The Eco-Jewish Moment of Pete Seeger: Our Loving Admiration

In 1998, The Shalom Center and the Elat Chayyim spiritual retreat center co-sponsored a “liturgical/spiritual protest” against the poisoning of the Hudson River by the PCBs that the General Electric Corporation had poured into it.
 The protest was held at Beacon NY on the banks of the Hudson, and Pete Seeger, who lived in Beacon and was a lover of the river, joined in the protest/celebration. Pete Seeger, beloved folk-singer and political activist, died on January 27, 2014.

The occasion was the seventh day of Sukkot, the harvest festival – the day traditionally celebrated as Hoshana Rabbah, with seven dances of the Torah Scroll; many prayers for healing of the Earth from locusts, drought, famine; and beating willow branches on the ground at the banks of the river.

A new set of Hoshanot "Please save us!" prayers to heal the Earth were written by Reb Zalman Schachter-Shalomi. You can read them at --

We added prayers, petitions, and protests to save the Earth and the river from PCBs, and we brought seven great banners to honor the seven dances as the seven days of creation – bright yellow for the sun and moon, blue for the oceans, red for red-blooded mammals, white for Shabbat. One of those who gathered was an elder of the Iroquois, who had heard about the action and knew he belonged in any effort to heal the river of his people. We invited him to carry the Torah for the first processional dance. A dozen Catholic nuns from convents along the Hudson joined. Three hundred Jews came – hailing from a long stretch of the River --  Kingston to Manhattan, where rabbinical students of the Jewish Theological Seminary were especially drawn to this moment.
And Pete Seeger. He thanked us for blessing the Hudson and  confronting its poisoners. He told us about the sloop Clearwater he had created as an activist educational center about the Hudson. He said his voice was almost gone, but he could croak a version of  “Hinei Mah Tov u’Mah Nayyim”  if we would do the singing for him. We did. He did.

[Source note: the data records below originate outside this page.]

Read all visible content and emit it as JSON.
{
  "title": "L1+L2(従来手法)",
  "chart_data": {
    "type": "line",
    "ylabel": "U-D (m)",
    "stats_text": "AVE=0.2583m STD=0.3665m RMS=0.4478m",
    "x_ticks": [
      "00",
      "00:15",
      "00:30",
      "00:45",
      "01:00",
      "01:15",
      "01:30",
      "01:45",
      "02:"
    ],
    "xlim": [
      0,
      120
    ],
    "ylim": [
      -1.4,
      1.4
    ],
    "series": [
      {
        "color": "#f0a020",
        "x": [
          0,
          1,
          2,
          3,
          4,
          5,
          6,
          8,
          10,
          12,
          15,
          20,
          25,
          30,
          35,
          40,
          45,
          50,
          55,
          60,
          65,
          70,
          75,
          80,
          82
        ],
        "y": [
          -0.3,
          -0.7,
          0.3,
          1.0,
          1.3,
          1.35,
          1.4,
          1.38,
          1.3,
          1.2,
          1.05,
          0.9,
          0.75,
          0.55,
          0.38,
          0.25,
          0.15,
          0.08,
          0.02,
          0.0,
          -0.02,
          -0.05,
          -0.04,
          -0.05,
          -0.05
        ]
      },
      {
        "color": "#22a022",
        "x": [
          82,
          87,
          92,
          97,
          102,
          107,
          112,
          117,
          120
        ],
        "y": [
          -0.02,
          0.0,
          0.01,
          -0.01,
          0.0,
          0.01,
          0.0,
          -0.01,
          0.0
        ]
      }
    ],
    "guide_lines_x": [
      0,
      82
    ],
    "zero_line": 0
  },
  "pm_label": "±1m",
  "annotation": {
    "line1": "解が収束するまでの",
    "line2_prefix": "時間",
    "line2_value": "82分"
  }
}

On that day, as we shook the traditional palm branches in the six directions -- up, down, left, right, before, behind – Rabbi Shefa Gold taught there was one more direction of the universe than these six. For each time, we first reached out the palm and then drew it back, to touch our hearts. The seventh direction, said Shefa, was inward.

And perhaps this is the reason Shabbat is not the sixth day, or the tenth – but the seventh.

Perhaps we were drawn to encode this seventh direction in space, upon the weave of time as well. Shabbat, the time of Inward.

Seeger also contributed to The Shalom Center’s multi-song CD Sing Shalom the original pressing of his eco-spiritual song “Rainbow Race,” in which he yearns for the human race to heal the wounded Earth  -- for, he sings, “It’s too soon to die.”   His song joins those of Peter Yarrow, Debbie Freedman, Zalman Schachter-Shalomi, Shefa Gold, Paul Horn, Margot Stein, and many others on the CD. (To get a copy in memory of Seeger, please click to )

If ever the memory of a tzaddik --  an exemplar of justice, bravery, laughter, and menschlichkeit --  will be a blessing, Seeger’s memory will. May the work of his hands on the guitar, the breath of his mouth in the wind, be forever as green and growing as he was. Is.